The story itself is simple: non-religious Jewish man meets non-Jewish woman and wants to marry her. He doesn’t care about Jewish observance, but does feel a basic sense of Jewish identity. She, a well-respected church choir singer and soloist, has a strong Christian background, but finds herself gravitating toward some concepts and ideas that are central to Judaism.

Still, even though we’ve heard this story before, about a mixed marriage couple that becomes more religious as time goes by (even with the gentile spouse going through a proper conversion), it is the letter-centric format of Doublelife that wakes up the reader.

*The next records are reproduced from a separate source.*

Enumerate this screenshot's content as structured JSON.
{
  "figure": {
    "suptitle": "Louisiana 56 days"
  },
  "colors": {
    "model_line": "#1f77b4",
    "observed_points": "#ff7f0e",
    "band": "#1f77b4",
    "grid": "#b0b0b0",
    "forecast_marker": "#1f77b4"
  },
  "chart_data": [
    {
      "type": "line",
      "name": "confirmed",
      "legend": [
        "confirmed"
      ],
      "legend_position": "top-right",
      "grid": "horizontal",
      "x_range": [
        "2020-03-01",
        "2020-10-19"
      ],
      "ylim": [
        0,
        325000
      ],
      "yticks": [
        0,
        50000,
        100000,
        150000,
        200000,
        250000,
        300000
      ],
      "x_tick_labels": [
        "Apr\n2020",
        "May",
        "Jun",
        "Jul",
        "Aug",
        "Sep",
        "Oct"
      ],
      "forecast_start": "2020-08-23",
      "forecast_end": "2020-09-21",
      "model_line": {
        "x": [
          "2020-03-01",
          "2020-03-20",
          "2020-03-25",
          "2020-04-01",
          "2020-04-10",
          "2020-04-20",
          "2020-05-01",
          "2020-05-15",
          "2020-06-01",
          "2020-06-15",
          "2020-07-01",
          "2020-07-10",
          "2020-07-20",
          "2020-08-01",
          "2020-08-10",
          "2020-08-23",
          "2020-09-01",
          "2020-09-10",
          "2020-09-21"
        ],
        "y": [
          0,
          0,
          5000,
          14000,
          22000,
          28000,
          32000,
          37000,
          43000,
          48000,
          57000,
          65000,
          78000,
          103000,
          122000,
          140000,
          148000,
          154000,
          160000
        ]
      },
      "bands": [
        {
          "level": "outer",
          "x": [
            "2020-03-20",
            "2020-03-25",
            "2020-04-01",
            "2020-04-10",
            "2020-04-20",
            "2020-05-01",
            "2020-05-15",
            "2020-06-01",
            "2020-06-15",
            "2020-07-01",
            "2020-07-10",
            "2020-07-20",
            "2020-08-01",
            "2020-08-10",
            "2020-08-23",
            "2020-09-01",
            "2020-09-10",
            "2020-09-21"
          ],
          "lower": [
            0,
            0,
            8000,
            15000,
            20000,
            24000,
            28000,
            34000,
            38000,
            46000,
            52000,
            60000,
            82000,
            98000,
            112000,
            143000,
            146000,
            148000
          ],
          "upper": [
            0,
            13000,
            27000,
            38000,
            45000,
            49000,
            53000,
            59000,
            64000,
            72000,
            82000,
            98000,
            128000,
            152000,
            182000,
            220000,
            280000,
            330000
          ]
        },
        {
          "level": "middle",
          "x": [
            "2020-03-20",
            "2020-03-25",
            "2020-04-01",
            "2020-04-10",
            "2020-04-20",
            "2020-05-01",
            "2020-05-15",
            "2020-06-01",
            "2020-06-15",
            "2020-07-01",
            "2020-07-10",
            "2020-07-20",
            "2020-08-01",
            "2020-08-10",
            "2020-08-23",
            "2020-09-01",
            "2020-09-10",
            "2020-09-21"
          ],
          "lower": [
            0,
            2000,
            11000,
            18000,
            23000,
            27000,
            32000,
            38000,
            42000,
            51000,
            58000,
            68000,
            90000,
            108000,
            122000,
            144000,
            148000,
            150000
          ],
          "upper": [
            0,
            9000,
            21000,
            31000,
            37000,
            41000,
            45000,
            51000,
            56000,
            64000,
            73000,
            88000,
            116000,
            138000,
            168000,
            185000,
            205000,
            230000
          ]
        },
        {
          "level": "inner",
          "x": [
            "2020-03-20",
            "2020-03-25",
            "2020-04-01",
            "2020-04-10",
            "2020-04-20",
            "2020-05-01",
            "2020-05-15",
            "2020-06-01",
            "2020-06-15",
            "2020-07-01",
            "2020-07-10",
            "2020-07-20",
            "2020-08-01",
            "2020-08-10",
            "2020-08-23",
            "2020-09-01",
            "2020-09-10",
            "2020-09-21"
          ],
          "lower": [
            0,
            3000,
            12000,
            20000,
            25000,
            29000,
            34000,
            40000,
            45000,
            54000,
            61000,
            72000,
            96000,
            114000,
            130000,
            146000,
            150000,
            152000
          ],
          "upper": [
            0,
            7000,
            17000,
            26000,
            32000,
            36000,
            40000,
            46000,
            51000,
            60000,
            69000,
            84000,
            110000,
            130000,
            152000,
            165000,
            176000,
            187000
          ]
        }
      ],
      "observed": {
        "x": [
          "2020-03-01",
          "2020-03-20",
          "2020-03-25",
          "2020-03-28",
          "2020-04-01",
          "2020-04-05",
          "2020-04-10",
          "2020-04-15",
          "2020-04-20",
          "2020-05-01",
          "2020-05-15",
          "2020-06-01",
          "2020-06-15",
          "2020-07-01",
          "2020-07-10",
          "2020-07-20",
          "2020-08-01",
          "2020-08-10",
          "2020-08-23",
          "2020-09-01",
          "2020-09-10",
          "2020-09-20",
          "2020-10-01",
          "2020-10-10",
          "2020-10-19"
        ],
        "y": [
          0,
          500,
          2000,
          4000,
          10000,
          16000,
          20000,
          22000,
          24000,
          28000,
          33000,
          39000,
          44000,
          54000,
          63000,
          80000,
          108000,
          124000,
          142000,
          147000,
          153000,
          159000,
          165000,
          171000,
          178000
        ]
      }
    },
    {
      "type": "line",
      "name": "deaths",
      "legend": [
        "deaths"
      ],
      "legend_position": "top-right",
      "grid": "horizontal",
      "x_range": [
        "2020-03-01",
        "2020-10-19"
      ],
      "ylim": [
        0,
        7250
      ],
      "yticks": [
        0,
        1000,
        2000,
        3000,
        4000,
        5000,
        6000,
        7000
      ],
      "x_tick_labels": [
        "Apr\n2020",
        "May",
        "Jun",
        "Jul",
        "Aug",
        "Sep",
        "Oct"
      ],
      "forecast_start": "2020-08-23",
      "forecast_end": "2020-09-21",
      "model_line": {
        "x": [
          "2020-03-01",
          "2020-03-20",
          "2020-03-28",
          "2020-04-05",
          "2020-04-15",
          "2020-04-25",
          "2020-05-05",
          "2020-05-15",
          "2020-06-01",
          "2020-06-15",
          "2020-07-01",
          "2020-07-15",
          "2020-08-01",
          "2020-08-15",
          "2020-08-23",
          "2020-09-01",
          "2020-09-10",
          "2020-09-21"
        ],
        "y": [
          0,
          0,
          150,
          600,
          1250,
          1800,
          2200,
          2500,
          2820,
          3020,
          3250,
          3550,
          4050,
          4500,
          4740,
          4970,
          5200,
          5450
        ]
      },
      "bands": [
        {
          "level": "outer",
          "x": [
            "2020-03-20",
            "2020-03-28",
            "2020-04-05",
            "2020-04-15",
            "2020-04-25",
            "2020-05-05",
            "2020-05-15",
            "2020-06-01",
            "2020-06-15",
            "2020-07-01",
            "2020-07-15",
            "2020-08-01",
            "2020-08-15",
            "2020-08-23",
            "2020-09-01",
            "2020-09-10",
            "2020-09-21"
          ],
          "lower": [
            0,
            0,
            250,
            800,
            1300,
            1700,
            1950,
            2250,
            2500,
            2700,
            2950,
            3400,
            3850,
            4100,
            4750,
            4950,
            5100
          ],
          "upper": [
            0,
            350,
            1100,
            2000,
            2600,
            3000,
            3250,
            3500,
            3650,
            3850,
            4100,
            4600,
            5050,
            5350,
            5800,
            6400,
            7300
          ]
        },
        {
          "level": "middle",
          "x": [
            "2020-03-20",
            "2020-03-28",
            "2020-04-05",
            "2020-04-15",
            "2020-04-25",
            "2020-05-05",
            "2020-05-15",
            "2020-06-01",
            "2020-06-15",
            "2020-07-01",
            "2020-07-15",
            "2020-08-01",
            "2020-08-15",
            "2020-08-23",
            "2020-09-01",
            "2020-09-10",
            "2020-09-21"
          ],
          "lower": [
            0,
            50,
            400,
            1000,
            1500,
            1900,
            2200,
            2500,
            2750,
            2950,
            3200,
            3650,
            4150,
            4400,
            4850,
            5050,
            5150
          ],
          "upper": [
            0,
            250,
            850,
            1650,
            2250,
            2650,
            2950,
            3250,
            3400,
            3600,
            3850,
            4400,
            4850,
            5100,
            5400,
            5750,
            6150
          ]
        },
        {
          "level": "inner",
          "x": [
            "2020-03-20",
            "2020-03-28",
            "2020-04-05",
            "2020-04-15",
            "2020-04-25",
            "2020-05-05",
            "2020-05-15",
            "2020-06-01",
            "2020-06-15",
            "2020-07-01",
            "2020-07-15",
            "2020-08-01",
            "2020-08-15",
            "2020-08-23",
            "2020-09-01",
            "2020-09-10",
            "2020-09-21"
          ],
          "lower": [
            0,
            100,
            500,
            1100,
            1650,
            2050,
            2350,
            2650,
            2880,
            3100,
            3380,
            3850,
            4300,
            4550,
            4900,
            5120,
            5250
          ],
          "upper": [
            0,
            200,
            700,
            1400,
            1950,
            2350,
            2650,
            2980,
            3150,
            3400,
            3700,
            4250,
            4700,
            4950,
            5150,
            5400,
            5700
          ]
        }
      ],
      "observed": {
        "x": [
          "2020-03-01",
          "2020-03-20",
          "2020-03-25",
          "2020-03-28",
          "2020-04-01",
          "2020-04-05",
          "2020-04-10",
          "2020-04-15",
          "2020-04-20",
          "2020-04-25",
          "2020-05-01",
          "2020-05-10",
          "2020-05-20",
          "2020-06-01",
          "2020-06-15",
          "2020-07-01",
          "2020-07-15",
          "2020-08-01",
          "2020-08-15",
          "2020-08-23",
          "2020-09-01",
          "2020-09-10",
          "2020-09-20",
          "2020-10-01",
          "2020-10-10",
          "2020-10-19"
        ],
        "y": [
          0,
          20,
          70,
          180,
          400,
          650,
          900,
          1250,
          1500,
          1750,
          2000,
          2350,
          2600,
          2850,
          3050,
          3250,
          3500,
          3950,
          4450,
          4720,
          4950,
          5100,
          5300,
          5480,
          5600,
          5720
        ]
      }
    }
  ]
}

As Harold and Gayle ask themselves and each other key questions about Judaism and God, the reader is right with them, asking and trying to answer the same questions.

As Gayle questions the difficulties associated with Orthodox life, such as separate seating in the synagogue, the reader has no choice but to think about them as well.

And when Harold and Gayle come to the realization that Judaism is only worth it when observance is done to the fullest extent that one is able, the reader is forced to look in the mirror and ask him/herself the question that is on all of our minds this time of year.

Am I doing what I should be doing as a Jew?

If you are not looking for the intense introspective experience that this writer had while reading Doublelife, not to worry.  This simple, pleasant book has a story that stands alone as strong and interesting.

But if you are looking, as written above, for a catalyst for spiritual growth during this intense time of year, Doublelife just might set your mind in the right direction.